Contextual Characteristics

Brochs are a widespread class of monument across northern Scotland. This example is one of a larger local/regional group in Caithness. It is similar to the typical Caithness and North of Scotland broch pattern of 'mound on mound', where the upper mound is an accumulation of collapsed building material over the lower levels of the broch structure and its flooring, while the lower area of the site may retain evidence of subsidiary buildings and/or defences.

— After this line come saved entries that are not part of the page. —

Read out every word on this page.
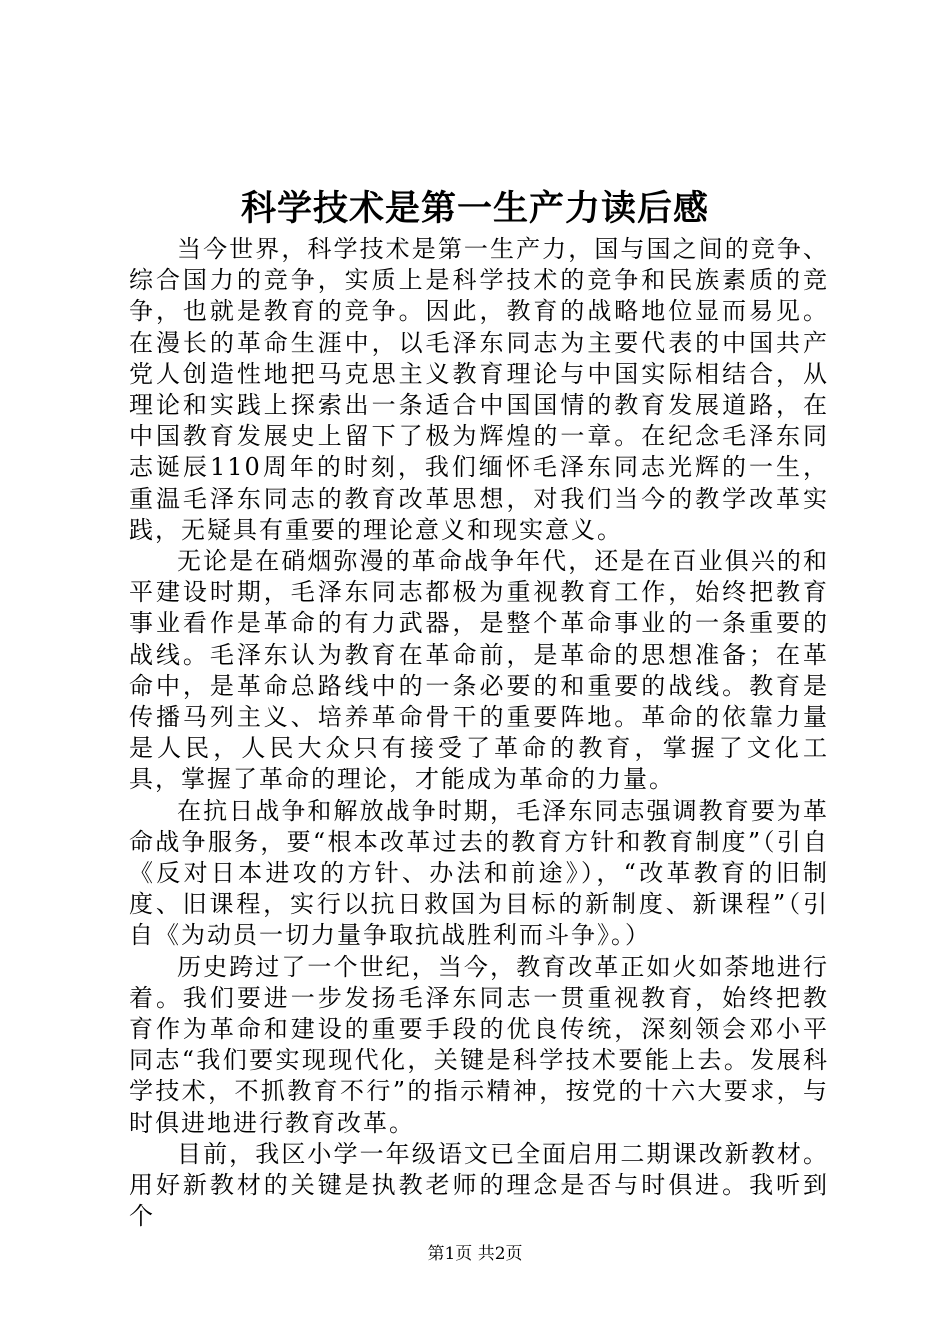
科学技术是第一生产力读后感

当今世界，科学技术是第一生产力，国与国之间的竞争、综合国力的竞争，实质上是科学技术的竞争和民族素质的竞争，也就是教育的竞争。因此，教育的战略地位显而易见。在漫长的革命生涯中，以毛泽东同志为主要代表的中国共产党人创造性地把马克思主义教育理论与中国实际相结合，从理论和实践上探索出一条适合中国国情的教育发展道路，在中国教育发展史上留下了极为辉煌的一章。在纪念毛泽东同志诞辰110周年的时刻，我们缅怀毛泽东同志光辉的一生，重温毛泽东同志的教育改革思想，对我们当今的教学改革实践，无疑具有重要的理论意义和现实意义。

无论是在硝烟弥漫的革命战争年代，还是在百业俱兴的和平建设时期，毛泽东同志都极为重视教育工作，始终把教育事业看作是革命的有力武器，是整个革命事业的一条重要的战线。毛泽东认为教育在革命前，是革命的思想准备；在革命中，是革命总路线中的一条必要的和重要的战线。教育是传播马列主义、培养革命骨干的重要阵地。革命的依靠力量是人民，人民大众只有接受了革命的教育，掌握了文化工具，掌握了革命的理论，才能成为革命的力量。

在抗日战争和解放战争时期，毛泽东同志强调教育要为革命战争服务，要“根本改革过去的教育方针和教育制度”（引自《反对日本进攻的方针、办法和前途》），“改革教育的旧制度、旧课程，实行以抗日救国为目标的新制度、新课程”（引自《为动员一切力量争取抗战胜利而斗争》。）

历史跨过了一个世纪，当今，教育改革正如火如荼地进行着。我们要进一步发扬毛泽东同志一贯重视教育，始终把教育作为革命和建设的重要手段的优良传统，深刻领会邓小平同志“我们要实现现代化，关键是科学技术要能上去。发展科学技术，不抓教育不行”的指示精神，按党的十六大要求，与时俱进地进行教育改革。

目前，我区小学一年级语文已全面启用二期课改新教材。用好新教材的关键是执教老师的理念是否与时俱进。我听到个

第1页 共2页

Location is a significant factor in understanding brochs and so too is intervisibility and relative position with other examples. This monument is within a closely spaced group of brochs in the Camster area and offers potential to study their connections. Of particular contextual interest is the close proximity of Lower Camster broch (Canmore ID 8675 and scheduled monument reference SM536) only 600m to the northeast. Today, forestry obscures the view between the two brochs but it is most likely the sites were intervisible in prehistory. Other nearby brochs include Scorriclet broch (Canmore ID 8806) approximately 5.7km north northwest and Toftgun broch (Canmore ID 8715) around 4.1km southeast. There is also potential to draw comparisons with evidence from the many other brochs elsewhere in Caithness. This broch can therefore support comparative study to better understand the function of such monuments, their interrelationship and the significance of their placing within the landscape, in particular in relation to our understanding of Iron Age social hierarchy, changing settlement patterns and systems of inheritance.

Associative Characteristics

There are no known associative characteristics which contribute to the site's cultural significance.

Statement of National Importance

The monument is of national importance because it has inherent potential to make a significant contribution to our understanding of the past, in particular the function, use and development of brochs in Caithness and the development of Iron Age society in the region. It has good field characteristics, the visible remains including the substantial mound and surrounding outer wall and to the east and south. There is also high potential for buried remains, including the lower parts of the broch structure and outbuildings. The broch is a prominent feature in the landscape and would have been so when constructed and in use. In particular, its very close proximity to another broch can add to our understanding of the siting of these monuments in the landscape, enhancing understanding of settlement patterns and social structure during the Iron Age in Caithness. The loss of the monument would diminish our future ability to appreciate and understand the development, use and re-use of brochs, and the nature of Iron Age society, economy and social hierarchy in the north of Scotland.

Source: Historic Environment Scotland



Historic Environment Scotland reference number CANMORE ID 8674 (accessed on 01/12/2016).

The Highland Council HER reference is MHG 1800 (accessed on 01/12/2016).

Feachem, R, 1963, A guide to prehistoric Scotland. London.

MacKie, E W, 2007, The Roundhouses, Brochs and Wheelhouses of Atlantic Scotland c. 700 BC - AD 500: architecture and material culture. Part 2 The Mainland and the Western Islands. BAR, vol 444. Oxford.

RCAHMS, 1911, The Royal Commission on the Ancient and Historical Monuments and Constructions of Scotland. Third report and inventory of monuments and constructions in the county of Caithness. London.